Note to self: This makes a really rich and coconut-y/vanilla-y ice cream that is awesome. In the past, I always put 1/3 c of honey in my coconut milk ice creams, but since I’ve been cutting back on honey, fruit, and carbs, 1/4 c of honey in this was just fine.
Go Jets! (sniff, sniff)
This is probably the best thing I’ve made in the last month. I literally licked the plate.

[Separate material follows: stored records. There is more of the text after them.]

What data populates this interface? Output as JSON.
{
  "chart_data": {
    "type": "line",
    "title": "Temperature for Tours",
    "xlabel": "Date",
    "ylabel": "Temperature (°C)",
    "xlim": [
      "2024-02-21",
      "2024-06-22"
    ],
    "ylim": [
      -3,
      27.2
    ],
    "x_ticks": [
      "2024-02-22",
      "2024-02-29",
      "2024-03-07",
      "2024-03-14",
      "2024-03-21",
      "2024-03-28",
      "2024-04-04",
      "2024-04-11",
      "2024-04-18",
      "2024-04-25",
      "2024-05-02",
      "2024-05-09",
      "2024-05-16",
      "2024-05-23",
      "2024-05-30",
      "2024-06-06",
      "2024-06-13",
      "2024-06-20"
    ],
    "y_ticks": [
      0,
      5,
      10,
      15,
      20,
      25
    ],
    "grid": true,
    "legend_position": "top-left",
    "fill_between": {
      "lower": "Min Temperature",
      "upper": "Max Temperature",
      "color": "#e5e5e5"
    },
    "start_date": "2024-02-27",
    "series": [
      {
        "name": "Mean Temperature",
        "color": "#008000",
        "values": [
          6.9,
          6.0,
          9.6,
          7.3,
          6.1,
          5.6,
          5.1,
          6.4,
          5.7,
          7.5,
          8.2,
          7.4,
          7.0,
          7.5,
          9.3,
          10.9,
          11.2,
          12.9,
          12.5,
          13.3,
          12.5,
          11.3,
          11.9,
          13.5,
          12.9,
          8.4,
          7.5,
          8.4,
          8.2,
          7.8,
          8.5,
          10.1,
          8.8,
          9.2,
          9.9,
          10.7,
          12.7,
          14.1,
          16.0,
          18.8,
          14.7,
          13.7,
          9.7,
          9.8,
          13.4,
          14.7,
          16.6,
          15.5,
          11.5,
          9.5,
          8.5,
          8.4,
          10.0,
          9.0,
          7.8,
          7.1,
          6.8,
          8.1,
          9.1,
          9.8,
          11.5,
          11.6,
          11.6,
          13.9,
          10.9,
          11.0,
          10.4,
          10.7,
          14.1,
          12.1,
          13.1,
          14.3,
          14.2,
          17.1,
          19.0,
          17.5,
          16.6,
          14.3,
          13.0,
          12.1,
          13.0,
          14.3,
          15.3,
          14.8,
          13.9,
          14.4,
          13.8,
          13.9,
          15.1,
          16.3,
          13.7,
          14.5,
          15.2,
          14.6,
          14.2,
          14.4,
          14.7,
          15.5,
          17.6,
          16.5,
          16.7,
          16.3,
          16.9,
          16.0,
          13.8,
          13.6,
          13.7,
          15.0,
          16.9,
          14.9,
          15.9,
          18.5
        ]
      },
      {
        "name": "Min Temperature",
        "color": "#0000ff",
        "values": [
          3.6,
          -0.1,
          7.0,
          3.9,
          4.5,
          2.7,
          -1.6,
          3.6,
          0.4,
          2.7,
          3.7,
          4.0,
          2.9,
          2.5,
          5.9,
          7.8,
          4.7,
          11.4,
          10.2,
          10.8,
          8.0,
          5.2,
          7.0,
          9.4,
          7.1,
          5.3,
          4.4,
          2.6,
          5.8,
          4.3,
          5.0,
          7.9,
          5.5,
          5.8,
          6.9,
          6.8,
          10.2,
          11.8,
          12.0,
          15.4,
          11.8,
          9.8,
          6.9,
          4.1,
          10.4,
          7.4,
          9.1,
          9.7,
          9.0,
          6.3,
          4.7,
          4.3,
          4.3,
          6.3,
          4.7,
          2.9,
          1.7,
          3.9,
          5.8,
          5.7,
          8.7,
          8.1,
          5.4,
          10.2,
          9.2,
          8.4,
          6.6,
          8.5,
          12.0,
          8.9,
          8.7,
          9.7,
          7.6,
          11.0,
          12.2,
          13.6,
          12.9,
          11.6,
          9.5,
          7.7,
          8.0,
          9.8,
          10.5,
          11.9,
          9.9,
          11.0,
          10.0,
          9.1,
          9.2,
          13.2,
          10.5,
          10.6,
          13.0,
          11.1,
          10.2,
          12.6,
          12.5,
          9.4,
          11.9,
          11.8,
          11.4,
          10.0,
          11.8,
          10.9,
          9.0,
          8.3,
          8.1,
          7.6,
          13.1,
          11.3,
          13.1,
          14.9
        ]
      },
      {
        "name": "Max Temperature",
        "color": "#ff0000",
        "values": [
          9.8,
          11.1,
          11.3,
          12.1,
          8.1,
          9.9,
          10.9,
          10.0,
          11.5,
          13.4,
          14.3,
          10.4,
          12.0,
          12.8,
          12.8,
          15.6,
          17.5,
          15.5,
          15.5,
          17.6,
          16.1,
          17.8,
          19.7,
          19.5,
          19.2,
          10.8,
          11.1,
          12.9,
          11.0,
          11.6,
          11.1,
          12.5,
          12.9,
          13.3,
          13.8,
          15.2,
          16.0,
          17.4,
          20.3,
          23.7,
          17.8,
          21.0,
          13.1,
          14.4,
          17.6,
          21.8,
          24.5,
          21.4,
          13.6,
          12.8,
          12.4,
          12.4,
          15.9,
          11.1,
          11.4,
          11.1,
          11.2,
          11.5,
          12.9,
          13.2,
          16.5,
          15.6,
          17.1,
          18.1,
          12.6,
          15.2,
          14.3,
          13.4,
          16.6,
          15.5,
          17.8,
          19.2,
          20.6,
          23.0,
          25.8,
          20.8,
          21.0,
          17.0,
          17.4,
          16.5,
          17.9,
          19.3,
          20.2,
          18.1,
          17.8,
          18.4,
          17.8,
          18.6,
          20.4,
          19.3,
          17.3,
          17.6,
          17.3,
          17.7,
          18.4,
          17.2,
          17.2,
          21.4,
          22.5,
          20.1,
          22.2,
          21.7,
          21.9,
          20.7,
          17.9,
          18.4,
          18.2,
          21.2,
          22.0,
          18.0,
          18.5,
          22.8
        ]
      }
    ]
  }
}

The nice thing is the figs can be less than ripe.
Figs in Pork Fat
3 figs, sliced in half
pork belly fat (bacon fat would also work great)
white wine vinegar
- Put a tablespoon of pork fat and a tablespoon of butter in a skillet over medium-high heat.
- Slice the figs in half and place flat-side down in the skillet like so:
- When they’ve browned, turn them over to get them all glossy with fat, then remove from heat and put on a plate.
- In the skillet over low heat, add a teaspoon or two of white wine vinegar and rub your wooden spoon against the bottom of the skillet to get the caramelized goodness off.
- Add a tablespoon of honey to the skillet and stir to combine.
- Drizzle this nectar over the figs and add a small piece of fresh sage leaf on each fig half.
I didn’t know what a kugel was. I’d always heard of them, but never had one. Therefore, I had nothing to judge this against, so, I felt it turned out pretty good. Now that I’m reading up a little online about what a kugel actually is, I’m thinking I can continue to tweak this recipe, perhaps with the addition of dairy. In any case, I think I did figure out that a kugel is a loose term for a kind of casserole dish and can be sweet (e.g., apple kugel) or savory (e.g., noodle kugel). Here’s even a gluten-free potato kugel recipe for those following along at home. And here’s something called the Top 10 Kugel Recipes. Hmmm. That’s a lot kugel, or kugels?
Also, this is fulfilling part of my current mission to try new recipes using quince. (Coming soon: quince jello!)
This recipe is SCD-compliant, baby.
4 eggs, separated
1/2 c. nut flour (I used hazelnut)
1/2 c. raisins
3 T honey
juice of 1/2 lemon
1/8 tsp kosher salt
- Preheat the oven to 325F.
- In a mixing bowl, blend the honey and egg yolks together. It helps to drizzle the honey into the yolks slowly while whisking. Ask a friend for help here.
- In a separate bowl, beat the egg whites until stiff.
- Peel and grate the quince using a box grater. Don’t use the tiny shred, use the more medium shred size.
- Add the shredded quince to the honey-yolk mixture.
- Add the lemon juice, salt, and raisins and mix together with a wooden spoon.
- Now gently fold in the egg whites.
- Pour this batter into a well butter glass baking dish (8×8 or circle works well).
- Bake at 325F for an hour. You will likely need to put foil over the top for the final 15 minutes to keep it from browning too much.
- To serve, drizzle honey over and would be nice served with dairy (SCD yogurt), I think. Mmmm.